Teaching Our Students Academic Social Skills
Teaching the Social Skills of Academic Interaction, Grades 4-12: Step-by-Step Lessons for Respect, Responsibility, and Results
By Harvey “Smokey” Daniels and Nancy Steineke
(Corwin Literacy, 2014 – Learn more)
Reviewed by Kevin Hodgson
Let me get this out of the way first. I find it so inspiring that when Smokey Daniels and Nancy Steineke were looking for an illustrator for their new book about social skills and academic interactions in the classroom, they turned to a young New Hampshire artist, Satya Moses, who then proceeds to infuse this book and its accompanying presentation slides with a burst of youthful energy.
In choosing an artist like Moses, Daniels and Steineke hit just the right tone for presenting lessons around interactions in the classroom to be used with students. Brilliant move!
It will be no surprise to anyone who has read any of my past book reviews at MiddleWeb that I love the work that Daniels and Steineke do around the practical teaching of writing and reading in the classroom.
I have worn-out copies of many of their books, with many thumbed pages and sticky notes, in my classroom, and I tap into their ideas regularly. In the Western Massachusetts Writing Project, we are even using their Content-Area Writing book (with co-author Steve Zemelman) in a year-long professional development project with teachers at an inner city STEM-themed middle school.
A realistic invitation to engaged learning
This book, Teaching the Social Skills of Academic Interaction, is different in many ways from some of their previous collections, yet it shares a similar tone and ethos. As always, their writing style invites you into the learning in a very engaging way, complete with realistic expectations of where things may go right and where things may go wrong – and how to get the lesson back on the right track if that happens.
The book is as much a sharing of ideas as it is a collection of “projectable lessons” (powerpoints you can download from the publisher’s site) for students in grades four through twelve. These ideas and lessons connect deeply with the Common Core push to elevate the role of speaking and listening, and interaction, in the classroom.

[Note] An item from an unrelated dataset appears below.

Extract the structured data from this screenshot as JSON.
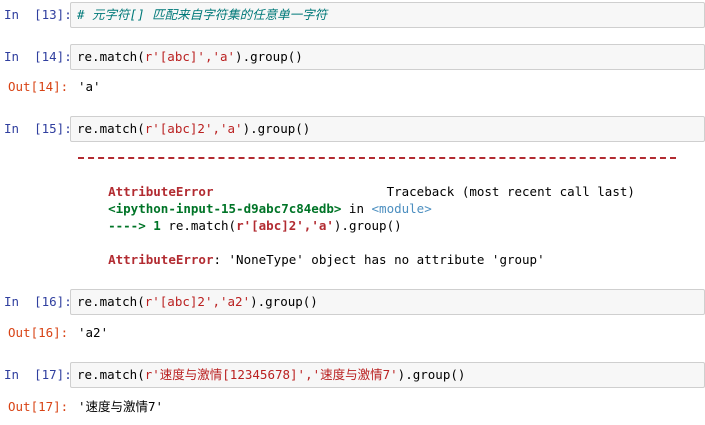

The impetus for the book is based on the sobering reality of most classrooms where teachers want to see more group discussions and group projects: it doesn’t always go the way it should because young people bring their own social skills to the table, and not always in a positive way.
No matter how we politely phrase it, a perennial problem is that our kids don’t all get along. They don’t work together easily. Too often, they hassle, disrespect, and put each other down. When we place them with partners, or in groups, they goof off, waste time, careen off task, or pick on each other. We watch this with rising levels of discomfort, trying to put a lid on the fractiousness, the negativity.” (Page 1)
From basic to complex academic interactions
Starting from the very first lesson here, Daniels and Steineke walk both the teacher and their students through the motions of how to create a supportive community for academic discussions and learning, moving from the very basics of working in small groups or partners to the more complex tasks of group projects.
The downloadable presentations are peppered with art by Satya Moses, with recurring characters and themes. I think it might be a stretch to use some of these ideas with high school students, particularly juniors and seniors, but everything here is adaptable to circumstances.
While there is a scope and sequence, it is also possible to jump around a bit, so that if you don’t have time for all the lessons in a single section, there is enough repetition embedded in the content that you can circle back around later.
I should note, though, that the authors strongly suggest that we don’t skimp on the initial community building aspects of our classroom, as work done early in the year on that topic will pay dividends later on.
My favorite part
I enjoyed this whole book, but what really drew me in is the later section around “Arguing Agreeably,” and here is where this book will come in handy for my own sixth grade classroom. With lessons entitled “Text Nuggets: Finding Evidence” and “Where Do You Stand?” and “Civilized Disagreement,” these lessons are exactly what I have been looking for in strengthening the teaching of argument in my classroom.
I love that the activities have students moving around the room, interacting in various ways before the writing and processing actually begin. I can already anticipate how these lesson ideas will fold in perfectly with the unit on argument that I already have in place, and how the social elements can enhance the writing element.
Kevin Hodgson is a sixth grade teacher in Southampton, Massachusetts, and is the technology liaison with the Western Massachusetts Writing Project. Kevin blogs regularly at Kevin’s Meandering Mind and tweets more often than is healthy under his @dogtrax handle.